The 90-minute show can only introduce a centuries-long history that will be exotic to most viewers, but it's a good beginning that challenges stereotypes and even finds some common ground.
Probably the program's foremost accomplishment is to correct the widespread misconception that Islamic art never includes representations of figures. Also well done are the treatment of calligraphy, including its religious and secular significance, and visits to a variety of mosques that hint at the diverse makeup of the Islamic world.
Islam began, the narrator explains, in 610 in a cave near Mecca when an angel revealed to Muhammad the words of the Koran. "More than poetry, more than a holy book, it was the word of God."

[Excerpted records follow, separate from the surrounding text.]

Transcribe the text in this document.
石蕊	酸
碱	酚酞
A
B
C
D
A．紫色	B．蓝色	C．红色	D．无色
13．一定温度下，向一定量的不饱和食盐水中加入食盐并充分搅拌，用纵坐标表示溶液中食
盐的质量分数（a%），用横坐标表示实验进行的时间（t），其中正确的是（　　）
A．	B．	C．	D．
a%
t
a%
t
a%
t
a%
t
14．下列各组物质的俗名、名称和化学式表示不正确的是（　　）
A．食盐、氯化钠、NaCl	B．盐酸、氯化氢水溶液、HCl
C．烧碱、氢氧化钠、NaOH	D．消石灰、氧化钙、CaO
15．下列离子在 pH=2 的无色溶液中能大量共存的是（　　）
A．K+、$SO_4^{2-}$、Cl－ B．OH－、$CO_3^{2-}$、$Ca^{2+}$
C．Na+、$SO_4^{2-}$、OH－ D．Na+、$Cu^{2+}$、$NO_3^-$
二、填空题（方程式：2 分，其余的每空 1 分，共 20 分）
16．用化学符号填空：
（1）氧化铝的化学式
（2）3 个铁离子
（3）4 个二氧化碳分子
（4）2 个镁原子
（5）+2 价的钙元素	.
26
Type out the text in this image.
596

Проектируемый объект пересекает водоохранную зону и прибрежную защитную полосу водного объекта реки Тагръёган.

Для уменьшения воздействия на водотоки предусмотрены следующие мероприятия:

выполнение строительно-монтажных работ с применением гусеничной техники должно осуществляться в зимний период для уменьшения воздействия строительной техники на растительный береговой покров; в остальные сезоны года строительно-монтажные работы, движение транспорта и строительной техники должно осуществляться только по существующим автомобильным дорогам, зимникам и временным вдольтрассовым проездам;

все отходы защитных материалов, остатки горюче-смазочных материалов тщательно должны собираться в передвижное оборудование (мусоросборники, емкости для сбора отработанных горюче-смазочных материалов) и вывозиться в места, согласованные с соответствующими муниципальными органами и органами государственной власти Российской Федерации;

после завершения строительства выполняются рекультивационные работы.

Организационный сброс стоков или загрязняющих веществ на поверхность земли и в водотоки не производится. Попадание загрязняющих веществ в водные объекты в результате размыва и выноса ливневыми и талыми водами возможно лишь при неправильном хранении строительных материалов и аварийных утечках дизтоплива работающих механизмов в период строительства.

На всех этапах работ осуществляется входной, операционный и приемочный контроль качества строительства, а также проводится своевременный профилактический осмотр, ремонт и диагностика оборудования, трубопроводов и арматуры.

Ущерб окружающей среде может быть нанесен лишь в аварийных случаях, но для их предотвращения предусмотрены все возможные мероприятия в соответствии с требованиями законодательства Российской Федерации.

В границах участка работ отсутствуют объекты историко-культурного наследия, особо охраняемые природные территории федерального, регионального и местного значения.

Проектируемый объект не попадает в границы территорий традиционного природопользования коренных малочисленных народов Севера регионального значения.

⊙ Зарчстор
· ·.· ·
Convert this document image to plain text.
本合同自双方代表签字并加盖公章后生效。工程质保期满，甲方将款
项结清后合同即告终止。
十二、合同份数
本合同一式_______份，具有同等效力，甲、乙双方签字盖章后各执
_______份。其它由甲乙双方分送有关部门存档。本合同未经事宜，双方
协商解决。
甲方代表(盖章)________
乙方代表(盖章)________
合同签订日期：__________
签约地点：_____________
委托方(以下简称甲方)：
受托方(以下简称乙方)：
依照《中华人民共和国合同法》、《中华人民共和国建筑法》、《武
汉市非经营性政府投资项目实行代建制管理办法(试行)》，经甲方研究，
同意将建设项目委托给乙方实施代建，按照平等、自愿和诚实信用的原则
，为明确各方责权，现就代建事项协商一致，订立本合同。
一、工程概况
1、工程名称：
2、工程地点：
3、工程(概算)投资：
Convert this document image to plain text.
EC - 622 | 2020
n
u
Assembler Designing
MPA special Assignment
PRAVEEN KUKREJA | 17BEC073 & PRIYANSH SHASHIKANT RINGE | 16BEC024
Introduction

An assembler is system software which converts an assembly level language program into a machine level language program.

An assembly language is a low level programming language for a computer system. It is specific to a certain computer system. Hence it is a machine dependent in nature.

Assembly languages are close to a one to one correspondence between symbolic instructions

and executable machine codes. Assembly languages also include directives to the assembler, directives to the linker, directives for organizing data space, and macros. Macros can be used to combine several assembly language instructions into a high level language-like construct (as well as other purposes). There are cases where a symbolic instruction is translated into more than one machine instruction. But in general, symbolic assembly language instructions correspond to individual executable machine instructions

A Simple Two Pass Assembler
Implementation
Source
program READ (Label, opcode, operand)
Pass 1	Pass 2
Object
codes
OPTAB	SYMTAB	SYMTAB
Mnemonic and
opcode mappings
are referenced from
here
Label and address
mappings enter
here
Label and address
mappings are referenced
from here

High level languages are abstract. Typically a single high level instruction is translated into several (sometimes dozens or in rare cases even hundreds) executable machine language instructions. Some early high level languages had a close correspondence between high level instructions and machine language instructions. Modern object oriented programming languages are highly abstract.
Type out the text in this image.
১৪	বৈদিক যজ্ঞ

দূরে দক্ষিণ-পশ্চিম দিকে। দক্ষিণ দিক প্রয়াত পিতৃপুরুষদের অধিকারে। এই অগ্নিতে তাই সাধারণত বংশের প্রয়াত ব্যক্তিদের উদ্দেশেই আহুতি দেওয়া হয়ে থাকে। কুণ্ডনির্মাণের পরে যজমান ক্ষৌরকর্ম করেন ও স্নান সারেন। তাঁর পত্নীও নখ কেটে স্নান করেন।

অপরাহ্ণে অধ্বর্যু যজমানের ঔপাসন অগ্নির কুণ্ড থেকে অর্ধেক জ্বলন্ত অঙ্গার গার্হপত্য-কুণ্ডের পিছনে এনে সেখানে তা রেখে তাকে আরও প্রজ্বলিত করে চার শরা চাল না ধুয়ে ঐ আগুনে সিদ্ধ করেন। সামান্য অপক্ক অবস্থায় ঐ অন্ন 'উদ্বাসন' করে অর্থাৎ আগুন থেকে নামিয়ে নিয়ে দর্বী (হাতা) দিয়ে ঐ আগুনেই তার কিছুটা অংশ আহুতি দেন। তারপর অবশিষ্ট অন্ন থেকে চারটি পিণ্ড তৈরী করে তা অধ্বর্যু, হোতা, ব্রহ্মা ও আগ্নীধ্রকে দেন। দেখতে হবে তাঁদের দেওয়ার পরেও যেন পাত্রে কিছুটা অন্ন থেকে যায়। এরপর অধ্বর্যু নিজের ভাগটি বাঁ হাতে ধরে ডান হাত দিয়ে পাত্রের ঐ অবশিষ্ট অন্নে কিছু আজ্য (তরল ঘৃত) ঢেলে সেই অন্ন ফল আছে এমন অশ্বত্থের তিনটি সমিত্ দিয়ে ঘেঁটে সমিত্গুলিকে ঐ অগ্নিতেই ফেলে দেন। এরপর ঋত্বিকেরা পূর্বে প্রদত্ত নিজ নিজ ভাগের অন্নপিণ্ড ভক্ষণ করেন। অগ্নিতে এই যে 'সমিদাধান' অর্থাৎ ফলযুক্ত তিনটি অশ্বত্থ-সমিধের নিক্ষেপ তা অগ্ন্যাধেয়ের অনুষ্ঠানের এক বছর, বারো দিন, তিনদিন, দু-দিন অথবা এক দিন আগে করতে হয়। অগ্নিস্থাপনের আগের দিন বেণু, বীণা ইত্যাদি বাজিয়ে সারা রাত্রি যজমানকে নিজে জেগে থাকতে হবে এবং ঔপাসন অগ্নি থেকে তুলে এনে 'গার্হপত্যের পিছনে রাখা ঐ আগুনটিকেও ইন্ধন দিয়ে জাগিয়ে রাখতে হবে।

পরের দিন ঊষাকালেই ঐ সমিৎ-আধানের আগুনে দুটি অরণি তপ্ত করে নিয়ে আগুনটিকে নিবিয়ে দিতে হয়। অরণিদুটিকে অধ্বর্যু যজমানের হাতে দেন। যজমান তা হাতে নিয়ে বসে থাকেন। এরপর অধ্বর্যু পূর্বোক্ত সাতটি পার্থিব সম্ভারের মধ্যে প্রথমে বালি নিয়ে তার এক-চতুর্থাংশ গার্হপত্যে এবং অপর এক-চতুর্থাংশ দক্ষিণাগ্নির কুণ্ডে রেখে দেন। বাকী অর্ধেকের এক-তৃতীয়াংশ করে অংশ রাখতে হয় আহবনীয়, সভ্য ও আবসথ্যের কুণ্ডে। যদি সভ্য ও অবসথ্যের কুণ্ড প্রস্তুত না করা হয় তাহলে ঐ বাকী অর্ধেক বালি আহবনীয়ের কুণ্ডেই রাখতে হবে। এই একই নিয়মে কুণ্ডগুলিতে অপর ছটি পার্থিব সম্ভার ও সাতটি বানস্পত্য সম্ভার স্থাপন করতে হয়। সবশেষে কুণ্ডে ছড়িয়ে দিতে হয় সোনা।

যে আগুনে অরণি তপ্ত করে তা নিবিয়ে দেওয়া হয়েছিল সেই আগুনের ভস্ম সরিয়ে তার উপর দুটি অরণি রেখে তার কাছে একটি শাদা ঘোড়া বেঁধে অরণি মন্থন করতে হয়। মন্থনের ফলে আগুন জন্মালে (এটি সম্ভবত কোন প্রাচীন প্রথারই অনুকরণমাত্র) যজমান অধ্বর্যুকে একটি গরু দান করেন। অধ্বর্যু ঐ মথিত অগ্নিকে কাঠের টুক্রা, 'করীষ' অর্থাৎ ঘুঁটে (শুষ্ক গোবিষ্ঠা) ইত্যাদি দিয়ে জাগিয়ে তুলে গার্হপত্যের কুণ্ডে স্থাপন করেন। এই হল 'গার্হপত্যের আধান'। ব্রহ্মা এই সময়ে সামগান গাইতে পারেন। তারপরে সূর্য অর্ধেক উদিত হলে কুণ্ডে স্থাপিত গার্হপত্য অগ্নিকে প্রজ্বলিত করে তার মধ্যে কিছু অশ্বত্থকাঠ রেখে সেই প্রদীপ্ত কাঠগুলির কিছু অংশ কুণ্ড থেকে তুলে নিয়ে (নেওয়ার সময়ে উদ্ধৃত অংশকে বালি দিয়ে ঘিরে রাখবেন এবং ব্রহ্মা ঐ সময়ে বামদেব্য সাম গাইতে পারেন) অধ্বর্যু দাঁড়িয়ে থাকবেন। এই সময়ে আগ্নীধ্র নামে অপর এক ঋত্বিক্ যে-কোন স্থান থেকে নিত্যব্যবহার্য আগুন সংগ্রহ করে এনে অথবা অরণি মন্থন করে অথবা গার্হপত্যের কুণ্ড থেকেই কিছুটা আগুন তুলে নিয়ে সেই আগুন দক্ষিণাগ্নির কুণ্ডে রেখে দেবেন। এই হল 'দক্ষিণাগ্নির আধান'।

A contrast is made between Christianity, which teaches that God's gift was his son, and the Muslim understanding that God's gift was an oral revelation. "God's gift to mankind in Islam is the Koran. Writing becomes the central feature in Islamic culture."
And calligraphy becomes the most important Islamic art. Extraordinary examples, whether of ink on parchment or of precious mosaic particles in mosque courtyards, demonstrate both the skill and reverence of artisans throughout history.
Scholars commenting about the writing of sacred texts as "a meditation, a prayer," or about the importance of manuscript illumination, echo attitudes of the creators of Western illuminated sacred manuscripts. Other cultural parallels are concepts like angels, paradise or heaven.
Figurative art and sculpture are very common in many parts of the Islamic world, a scholar says, including images of Muhammad made by Muslim artists. What Muslims wish to avoid is idolatry; the images are not meant to be worshipped.
In mosques, then, the divine presence is portrayed only through nonfigural designs and the holy words of the Koran. Figural imagery is confined to the secular world. Muslim attitudes toward such representation, according to the program, have varied within different times and places over the religion's 1,400-year history.
Mosques are another fascinating subject covered, from the cavernous interior of the great mosque in Damascus, one of the oldest extant, to the mosque of Djenne, Mali, the largest adobe structure in the world, which architecturally follows traditional African rather than Muslim design.
The program also touches upon carpet weaving, gardens, court literature and secular architecture (including the renowned Taj Mahal), and shows examples of metalwork, ceramic and other functional ware, at times astoundingly patterned.
Viewers should be aware this is, by necessity, a simplified overview and not religious instruction. But filmmakers had an oversized task synthesizing history, culture, religion and art.
My only complaints are for the Lawrence of Arabia-like opening shot of robed men, galloping horses and arid landscape, and the subsequent faux historic scenes that made me feel like I had stepped into a bad diorama.